By: PTI | Panaji | Published: December 13, 2017 6:35 pm
Manohar Parrikar, Goa, Goa chief ministers, Manohar Parrikar's reply, Parrikar's feedback, Goa government, Mormugao Port Trust, Goa Chief Minister Manohar Parrikar. (Source: Express Photo by Prem Nath Pandey)

Goa Chief Minister Manohar Parrikar on Wednesday said that he has moved more than one thousand notes to various departments during last eight months as follow up on the feedback received through assembly questions, the public and media.

“In last eight months, I have issued more than one thousand notes depending on the feedback received from the public and media,” Parrikar said.

“I am open for suggestions to run the government in a better way. If there is any injustice, then it can be corrected with public feedback,” the Chief Minister said.

Parrikar was talking to reporters after celebrating his birthday today at the Assembly complex.

Parrikar said that the number of days of session of the Legislative Assembly would be increased to 40 days.

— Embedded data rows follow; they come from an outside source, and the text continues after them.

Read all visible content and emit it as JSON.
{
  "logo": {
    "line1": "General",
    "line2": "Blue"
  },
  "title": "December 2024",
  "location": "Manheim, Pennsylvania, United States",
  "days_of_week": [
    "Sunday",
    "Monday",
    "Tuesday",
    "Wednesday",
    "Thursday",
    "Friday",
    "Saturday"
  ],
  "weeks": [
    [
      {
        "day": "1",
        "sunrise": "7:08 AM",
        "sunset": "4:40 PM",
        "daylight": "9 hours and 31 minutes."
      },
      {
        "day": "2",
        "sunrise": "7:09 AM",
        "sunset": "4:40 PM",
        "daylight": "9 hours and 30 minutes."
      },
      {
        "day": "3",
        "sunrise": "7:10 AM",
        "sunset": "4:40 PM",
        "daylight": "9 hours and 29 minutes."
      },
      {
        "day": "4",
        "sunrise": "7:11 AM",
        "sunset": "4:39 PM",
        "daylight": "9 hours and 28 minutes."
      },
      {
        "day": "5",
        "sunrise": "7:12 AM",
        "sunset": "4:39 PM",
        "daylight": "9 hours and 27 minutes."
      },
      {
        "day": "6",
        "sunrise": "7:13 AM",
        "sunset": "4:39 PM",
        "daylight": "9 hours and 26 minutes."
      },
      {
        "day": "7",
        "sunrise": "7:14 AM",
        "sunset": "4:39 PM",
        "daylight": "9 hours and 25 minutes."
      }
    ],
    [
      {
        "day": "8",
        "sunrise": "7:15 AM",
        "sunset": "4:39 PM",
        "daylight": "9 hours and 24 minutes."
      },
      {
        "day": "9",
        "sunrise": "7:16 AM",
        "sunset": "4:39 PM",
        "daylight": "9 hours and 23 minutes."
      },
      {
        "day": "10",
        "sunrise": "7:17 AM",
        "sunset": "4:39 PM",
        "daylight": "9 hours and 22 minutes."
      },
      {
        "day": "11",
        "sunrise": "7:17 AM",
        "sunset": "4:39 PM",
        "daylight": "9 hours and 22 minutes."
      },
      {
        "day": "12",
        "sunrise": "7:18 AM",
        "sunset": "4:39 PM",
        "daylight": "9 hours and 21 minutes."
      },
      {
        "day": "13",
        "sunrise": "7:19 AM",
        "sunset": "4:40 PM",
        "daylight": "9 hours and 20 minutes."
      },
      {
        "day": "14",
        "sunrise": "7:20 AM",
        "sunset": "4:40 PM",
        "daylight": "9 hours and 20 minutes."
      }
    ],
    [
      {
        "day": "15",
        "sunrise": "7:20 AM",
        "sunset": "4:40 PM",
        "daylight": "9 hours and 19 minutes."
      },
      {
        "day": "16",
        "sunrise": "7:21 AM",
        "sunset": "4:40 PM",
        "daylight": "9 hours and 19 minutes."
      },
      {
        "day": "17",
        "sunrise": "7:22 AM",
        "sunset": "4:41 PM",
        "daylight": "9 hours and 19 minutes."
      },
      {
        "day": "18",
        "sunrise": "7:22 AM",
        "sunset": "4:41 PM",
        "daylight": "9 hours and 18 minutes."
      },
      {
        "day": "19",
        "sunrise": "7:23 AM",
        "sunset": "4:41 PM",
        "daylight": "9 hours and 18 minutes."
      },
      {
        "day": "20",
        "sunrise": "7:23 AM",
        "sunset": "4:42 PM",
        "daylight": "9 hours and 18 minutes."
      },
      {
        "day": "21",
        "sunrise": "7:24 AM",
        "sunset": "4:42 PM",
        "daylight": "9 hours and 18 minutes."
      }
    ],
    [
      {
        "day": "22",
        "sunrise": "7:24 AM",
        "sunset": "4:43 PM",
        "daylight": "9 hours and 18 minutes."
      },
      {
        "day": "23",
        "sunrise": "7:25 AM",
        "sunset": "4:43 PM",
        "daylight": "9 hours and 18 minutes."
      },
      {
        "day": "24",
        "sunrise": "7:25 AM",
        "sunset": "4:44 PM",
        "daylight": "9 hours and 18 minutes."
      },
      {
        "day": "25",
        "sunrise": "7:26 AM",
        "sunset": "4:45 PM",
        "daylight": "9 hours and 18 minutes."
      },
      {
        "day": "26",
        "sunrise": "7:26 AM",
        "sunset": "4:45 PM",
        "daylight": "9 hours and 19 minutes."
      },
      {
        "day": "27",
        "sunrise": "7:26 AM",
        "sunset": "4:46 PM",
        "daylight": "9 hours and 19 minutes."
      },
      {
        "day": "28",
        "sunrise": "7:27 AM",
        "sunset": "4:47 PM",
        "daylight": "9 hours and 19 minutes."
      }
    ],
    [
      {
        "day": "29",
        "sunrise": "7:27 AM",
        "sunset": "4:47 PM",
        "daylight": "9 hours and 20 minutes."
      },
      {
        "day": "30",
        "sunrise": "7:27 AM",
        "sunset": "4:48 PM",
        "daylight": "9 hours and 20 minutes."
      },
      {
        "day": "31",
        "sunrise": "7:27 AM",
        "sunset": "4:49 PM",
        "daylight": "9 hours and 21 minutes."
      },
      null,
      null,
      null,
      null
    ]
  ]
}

He said that an increase in days allows questions to be spread out.

“When the sessions are short, several questions are asked in one session. The vague questions does not result in reaching any solution,” Parrikar said.

Indirectly referring to the recent protests on handling of coal at Mormugao Port Trust (MPT) and declaring rivers as national waterways, Parrikar said that he is ready to sit across the table and discuss with the people opposing certain issues.

Asking for the state government to be given reasonable time for such issues, Parrikar said people who protest against these issues should know the nuances.

“An issue like declaring rivers as national waterways cannot be solved by the state government. It is the Parliament that has enacted a law which has given them control over the rivers. If someone doesn’t agree with the law, they should approach the Supreme Court to get it scrapped,” he said.